Efforts by the City of White Rock to have the Amtrak passenger train make scheduled stops along the waterfront have been abandoned.

White Rock abandons Amtrak efforts

Amtrak trains won't be stopping here any time soon.

That's the word from the City of White Rock, following renewed discussions with Amtrak, the Washington State Department of Transportation and the B.C. Ministry of Tranportation and Infrastructure.

Amtrak trains won’t be stopping here any time soon.

That’s the word from the City of White Rock, following renewed discussions with Amtrak, the Washington State Department of Transportation and the B.C. Ministry of Transportation.
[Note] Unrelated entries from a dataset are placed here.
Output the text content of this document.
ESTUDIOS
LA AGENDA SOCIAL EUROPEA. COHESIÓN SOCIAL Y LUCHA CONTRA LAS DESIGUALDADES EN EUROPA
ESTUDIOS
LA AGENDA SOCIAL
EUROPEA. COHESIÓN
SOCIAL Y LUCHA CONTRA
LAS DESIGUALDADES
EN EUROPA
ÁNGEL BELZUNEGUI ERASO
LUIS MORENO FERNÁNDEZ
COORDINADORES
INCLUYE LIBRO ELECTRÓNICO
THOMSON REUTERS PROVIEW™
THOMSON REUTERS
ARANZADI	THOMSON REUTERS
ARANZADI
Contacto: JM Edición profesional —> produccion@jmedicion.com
According to a news release issued Wednesday morning, neither the Washington DOT nor Amtrak consider a White Rock stop – or any new station stop along the Cascades corridor – to be an option for now.

“After diligently pursuing the matter, White Rock mayor and council have recently been informed that a White Rock Amtrak stop is not a possibility at this time,” the news release states.

Reasons cited include an increased journey time, increased capital costs that would be necessary to reduce it, plus customs and immigration issues, changes in funding sources for rail transportation and Washington DOT’s and Amtrak’s current commitment to high-speed rail.

The news follows the city’s attempt to revive negotiations that resulted in a 2001 memorandum of understanding with Amtrak to pursue passenger rail service for White Rock and the Semiahmoo Peninsula region.

“It’s very disappointing for council and it’s very disappointing for the community,” Mayor Catherine Ferguson said.

“Am I closing the door forever? No – but it’s not going to be in the foreseeable future.”

Ferguson said the impact of security concerns following the events of Sept. 11, 2001, just months after the original memorandum was signed, could not be underestimated in the current mindset of the U.S. authorities.

“That was the first car off the track,” she said, but added that high speed rail, which has received the strong endorsement of U.S. President Barack Obama, is another major factor.

Having stops, such a the one proposed for White Rock would not allow Amtrak to achieve its goal of two hour service between Seattle and Vancouver.

At present, the nearest station stop to White Rock for northbound trains is Bellingham, and Ferguson said the city would explore more active strategies for promoting White Rock tourism from there.

Amtrak has also committed to increasing tourism promotion of White Rock on its trains, she said.